How great are Your works, O Lord,
how profound Your thoughts!"
(Psalm 92:1-5, NIV)
"O come, let us sing unto the LORD:
let us make a joyful noise to the rock of our salvation.
Let us come before his presence with thanksgiving,
and make a joyful noise unto him with psalms.
For the LORD is a great God,
and a great King above all gods.
In his hand are the deep places of the earth:
the strength of the hills is his also.
The sea is his, and he made it:
and his hands formed the dry land.
O come, let us worship and bow down:
let us kneel before the LORD our maker."
(Psalm 95:1-6, KJV)
"Make a joyful noise unto the Lord,
all ye lands.
Serve the Lord with gladness:
come before His presence with singing.
Know ye that the Lord
He is God:
it is He that hath made us,
and not we ourselves;
we are His people,
and the sheep of His pasture.
Enter into His gates with thanksgiving,
and into His courts with praise:
be thankful unto Him,
and bless His name.
For the Lord is good;
His mercy is everlasting;
and His truth endureth to all generations."
(Psalm 100, KJV)
"Because of the Lord's great love
we are not consumed,
for His compassions never fail.
They are new every morning;
great is Your faithfulness.
I say to myself,
'The Lord is my portion;
therefore I will wait for Him.'
The Lord is good
to those whose hope is in Him,
to the one who seeks Him;
it is good to wait quietly
for the salvation of the Lord."
(Lamentations 3:22-26, NIV)
"Each one of you is part of the body of Christ,
and you were chosen to live together in peace.
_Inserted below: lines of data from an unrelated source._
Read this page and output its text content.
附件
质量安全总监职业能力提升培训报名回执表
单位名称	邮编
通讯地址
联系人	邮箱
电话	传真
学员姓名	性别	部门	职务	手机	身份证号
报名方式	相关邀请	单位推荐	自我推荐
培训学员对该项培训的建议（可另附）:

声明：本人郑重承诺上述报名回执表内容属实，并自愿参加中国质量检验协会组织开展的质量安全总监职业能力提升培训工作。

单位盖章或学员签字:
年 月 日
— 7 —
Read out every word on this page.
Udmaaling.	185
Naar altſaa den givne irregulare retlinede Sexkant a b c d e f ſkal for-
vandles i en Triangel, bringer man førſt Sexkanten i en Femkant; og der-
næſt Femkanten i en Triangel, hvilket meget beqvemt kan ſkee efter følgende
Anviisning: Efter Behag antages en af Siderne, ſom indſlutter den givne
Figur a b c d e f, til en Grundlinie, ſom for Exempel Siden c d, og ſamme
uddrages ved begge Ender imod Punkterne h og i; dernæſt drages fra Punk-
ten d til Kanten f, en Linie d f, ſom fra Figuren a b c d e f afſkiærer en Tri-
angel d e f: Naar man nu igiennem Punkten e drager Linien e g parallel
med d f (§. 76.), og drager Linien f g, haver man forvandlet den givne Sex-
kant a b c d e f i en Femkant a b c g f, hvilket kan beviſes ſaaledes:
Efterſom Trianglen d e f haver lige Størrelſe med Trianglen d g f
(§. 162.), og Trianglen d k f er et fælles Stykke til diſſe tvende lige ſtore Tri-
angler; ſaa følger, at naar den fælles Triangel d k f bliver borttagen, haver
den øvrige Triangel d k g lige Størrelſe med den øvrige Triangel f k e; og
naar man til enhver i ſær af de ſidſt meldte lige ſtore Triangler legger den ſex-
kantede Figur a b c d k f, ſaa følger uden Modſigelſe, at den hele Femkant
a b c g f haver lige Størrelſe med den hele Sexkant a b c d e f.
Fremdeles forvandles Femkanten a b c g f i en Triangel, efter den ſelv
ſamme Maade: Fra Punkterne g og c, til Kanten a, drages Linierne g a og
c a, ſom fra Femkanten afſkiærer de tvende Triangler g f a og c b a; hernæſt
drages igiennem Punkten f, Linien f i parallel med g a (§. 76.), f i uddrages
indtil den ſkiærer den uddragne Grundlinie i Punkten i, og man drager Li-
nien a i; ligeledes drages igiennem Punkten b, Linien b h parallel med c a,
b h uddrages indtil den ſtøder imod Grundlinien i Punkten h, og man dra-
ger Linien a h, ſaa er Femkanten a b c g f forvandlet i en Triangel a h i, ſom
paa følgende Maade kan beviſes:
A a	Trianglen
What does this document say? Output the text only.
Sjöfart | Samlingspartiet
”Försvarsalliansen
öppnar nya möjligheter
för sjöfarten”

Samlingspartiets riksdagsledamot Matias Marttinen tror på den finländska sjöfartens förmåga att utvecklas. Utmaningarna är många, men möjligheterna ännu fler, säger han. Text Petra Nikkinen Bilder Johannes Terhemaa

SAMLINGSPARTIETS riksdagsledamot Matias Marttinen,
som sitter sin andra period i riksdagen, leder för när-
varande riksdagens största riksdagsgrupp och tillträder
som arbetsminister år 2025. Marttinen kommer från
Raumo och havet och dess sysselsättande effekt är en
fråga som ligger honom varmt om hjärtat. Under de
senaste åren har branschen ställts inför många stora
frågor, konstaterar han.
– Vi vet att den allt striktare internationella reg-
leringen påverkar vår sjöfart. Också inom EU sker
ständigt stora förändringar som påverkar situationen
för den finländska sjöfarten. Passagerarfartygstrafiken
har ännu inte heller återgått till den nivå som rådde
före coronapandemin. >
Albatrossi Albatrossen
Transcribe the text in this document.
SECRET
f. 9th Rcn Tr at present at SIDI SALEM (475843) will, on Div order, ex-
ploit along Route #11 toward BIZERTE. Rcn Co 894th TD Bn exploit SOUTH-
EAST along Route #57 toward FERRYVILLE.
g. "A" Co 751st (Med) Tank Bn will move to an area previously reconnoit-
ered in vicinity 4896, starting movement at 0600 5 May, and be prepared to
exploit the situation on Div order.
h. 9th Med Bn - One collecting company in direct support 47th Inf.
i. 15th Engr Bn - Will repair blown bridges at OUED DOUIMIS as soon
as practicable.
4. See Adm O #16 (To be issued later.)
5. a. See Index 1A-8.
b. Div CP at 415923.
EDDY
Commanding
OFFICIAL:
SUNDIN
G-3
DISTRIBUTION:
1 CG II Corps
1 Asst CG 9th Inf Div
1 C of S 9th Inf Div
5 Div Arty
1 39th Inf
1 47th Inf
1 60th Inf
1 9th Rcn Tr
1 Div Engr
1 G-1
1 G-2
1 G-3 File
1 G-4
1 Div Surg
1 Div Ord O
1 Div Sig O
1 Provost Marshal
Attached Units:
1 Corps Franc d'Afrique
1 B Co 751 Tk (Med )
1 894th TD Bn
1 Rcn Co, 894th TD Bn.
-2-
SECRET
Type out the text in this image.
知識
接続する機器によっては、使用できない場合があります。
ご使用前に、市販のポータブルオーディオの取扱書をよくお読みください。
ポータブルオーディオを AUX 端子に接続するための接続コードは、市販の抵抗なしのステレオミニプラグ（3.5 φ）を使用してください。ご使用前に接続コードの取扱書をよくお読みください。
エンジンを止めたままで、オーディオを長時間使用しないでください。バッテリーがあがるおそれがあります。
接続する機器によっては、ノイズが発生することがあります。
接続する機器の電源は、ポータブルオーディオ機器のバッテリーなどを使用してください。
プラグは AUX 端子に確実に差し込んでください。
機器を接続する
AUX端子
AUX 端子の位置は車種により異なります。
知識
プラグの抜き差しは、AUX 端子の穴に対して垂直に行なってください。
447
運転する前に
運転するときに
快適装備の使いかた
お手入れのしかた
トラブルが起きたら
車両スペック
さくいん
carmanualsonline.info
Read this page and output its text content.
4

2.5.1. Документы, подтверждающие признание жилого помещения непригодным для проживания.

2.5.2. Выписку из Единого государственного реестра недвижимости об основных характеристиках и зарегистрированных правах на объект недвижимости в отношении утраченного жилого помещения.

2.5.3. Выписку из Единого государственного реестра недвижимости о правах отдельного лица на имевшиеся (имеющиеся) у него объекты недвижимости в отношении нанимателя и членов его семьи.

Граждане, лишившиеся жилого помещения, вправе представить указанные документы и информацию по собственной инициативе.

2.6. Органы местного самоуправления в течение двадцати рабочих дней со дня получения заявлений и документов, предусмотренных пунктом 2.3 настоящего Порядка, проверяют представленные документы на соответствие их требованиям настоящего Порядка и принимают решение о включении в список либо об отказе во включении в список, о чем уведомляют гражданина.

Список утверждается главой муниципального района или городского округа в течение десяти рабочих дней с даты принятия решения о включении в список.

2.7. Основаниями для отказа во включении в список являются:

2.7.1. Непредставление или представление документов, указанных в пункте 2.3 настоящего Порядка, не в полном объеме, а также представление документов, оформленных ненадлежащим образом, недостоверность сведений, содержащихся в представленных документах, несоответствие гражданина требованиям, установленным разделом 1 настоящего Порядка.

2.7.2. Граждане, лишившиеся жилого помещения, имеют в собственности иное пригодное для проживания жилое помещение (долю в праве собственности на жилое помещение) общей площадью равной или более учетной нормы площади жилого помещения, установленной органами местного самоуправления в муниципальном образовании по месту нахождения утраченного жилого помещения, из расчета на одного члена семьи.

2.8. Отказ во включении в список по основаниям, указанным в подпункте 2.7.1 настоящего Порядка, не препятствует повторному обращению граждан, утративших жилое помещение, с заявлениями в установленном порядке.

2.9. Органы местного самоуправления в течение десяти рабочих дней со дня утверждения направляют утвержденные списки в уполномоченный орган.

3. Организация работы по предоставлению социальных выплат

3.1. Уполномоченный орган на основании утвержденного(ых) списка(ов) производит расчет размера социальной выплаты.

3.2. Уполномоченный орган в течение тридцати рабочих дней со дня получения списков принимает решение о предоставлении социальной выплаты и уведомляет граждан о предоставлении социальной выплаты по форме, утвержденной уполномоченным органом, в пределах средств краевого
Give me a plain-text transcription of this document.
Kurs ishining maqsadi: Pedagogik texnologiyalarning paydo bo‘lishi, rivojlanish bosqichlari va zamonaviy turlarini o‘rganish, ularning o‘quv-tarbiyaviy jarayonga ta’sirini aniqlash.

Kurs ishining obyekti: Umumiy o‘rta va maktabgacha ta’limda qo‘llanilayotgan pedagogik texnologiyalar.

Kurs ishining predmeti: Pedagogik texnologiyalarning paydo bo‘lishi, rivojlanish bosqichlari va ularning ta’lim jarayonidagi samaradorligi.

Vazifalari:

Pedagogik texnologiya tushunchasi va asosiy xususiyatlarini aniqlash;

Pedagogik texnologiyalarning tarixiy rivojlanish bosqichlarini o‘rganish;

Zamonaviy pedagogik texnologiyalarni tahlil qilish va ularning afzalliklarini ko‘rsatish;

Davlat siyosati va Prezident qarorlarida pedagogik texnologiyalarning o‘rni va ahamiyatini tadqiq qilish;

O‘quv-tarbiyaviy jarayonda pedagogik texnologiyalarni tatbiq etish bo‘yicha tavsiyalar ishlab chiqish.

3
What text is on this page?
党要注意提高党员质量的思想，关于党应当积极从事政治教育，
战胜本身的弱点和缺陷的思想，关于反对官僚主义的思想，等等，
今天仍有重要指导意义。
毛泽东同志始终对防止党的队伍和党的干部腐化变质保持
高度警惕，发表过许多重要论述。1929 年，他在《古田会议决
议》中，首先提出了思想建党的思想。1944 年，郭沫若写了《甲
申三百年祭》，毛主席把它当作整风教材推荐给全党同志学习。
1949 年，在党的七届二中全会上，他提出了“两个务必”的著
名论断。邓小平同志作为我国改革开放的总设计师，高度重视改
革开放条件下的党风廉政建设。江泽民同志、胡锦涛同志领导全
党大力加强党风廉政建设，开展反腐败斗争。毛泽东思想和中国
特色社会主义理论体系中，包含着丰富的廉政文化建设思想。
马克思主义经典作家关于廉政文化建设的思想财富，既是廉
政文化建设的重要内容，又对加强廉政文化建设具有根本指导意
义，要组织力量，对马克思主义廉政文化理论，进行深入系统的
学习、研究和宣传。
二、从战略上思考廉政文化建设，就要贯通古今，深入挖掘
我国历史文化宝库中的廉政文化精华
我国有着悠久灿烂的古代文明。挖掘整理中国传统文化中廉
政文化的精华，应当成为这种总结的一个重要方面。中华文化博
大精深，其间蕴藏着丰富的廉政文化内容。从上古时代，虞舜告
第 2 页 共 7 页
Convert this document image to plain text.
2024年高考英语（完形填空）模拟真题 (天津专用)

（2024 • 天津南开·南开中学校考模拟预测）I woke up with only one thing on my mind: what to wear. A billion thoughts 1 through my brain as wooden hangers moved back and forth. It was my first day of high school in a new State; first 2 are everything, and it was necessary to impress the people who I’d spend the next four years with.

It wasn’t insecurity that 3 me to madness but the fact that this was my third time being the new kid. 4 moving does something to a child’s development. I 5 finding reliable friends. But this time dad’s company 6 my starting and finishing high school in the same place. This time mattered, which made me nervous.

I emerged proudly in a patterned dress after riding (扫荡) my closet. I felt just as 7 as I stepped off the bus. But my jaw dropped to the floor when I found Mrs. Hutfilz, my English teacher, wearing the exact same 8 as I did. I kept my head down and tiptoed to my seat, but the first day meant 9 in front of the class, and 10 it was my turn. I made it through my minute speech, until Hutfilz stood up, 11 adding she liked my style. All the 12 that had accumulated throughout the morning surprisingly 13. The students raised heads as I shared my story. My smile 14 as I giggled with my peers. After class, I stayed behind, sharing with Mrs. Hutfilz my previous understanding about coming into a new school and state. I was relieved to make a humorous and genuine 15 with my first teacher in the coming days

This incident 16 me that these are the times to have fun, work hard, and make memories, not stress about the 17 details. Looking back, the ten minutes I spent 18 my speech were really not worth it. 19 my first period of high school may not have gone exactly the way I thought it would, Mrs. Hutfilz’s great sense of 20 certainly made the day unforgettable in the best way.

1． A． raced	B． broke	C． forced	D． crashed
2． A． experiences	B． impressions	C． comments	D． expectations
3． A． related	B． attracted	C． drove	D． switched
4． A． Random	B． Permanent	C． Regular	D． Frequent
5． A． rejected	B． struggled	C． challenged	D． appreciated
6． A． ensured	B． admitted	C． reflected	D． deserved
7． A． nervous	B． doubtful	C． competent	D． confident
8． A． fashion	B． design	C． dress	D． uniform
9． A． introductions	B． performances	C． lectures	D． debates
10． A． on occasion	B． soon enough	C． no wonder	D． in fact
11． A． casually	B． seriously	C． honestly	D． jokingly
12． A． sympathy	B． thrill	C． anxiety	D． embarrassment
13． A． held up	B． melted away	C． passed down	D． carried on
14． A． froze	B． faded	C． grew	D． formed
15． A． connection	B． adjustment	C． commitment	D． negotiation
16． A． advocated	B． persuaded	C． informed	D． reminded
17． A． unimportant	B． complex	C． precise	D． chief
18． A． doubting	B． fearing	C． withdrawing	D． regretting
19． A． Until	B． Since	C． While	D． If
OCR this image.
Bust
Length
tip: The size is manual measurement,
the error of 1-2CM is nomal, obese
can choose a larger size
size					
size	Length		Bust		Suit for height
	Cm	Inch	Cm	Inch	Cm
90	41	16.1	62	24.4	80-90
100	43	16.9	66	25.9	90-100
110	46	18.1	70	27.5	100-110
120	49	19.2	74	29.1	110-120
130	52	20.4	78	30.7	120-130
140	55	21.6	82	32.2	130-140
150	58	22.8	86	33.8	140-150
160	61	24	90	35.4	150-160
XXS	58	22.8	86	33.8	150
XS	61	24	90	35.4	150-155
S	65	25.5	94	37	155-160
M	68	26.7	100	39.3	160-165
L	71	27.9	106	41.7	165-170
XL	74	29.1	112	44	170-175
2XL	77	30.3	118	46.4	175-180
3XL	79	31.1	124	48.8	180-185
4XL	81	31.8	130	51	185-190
So let the peace that comes from Christ
control your thoughts.
And be grateful.
Let the message about Christ
completely fill your lives,
while you use all your wisdom
to teach and instruct each other.
With thankful hearts,
sing psalms, hymns, and spiritual songs to God.
Whatever you say or do
should be done in the name of the Lord Jesus,
as you give thanks to God the Father
because of Him."
(Colossians 3:15-17, CEV)
"Give thanks no matter what happens.
God wants you to thank Him
because you believe in Christ Jesus."
(1 Thessalonians 5:18, NIV)
"Everything God created is good,
and to be received with thanks.
Nothing is to be sneered at and thrown out.
God's Word and our prayers
make every item in creation holy."
(1 Timothy 4:4-5, MSG)
So, what are you doing to celebrate Thanksgiving, and where will you be when you sit down to dinner?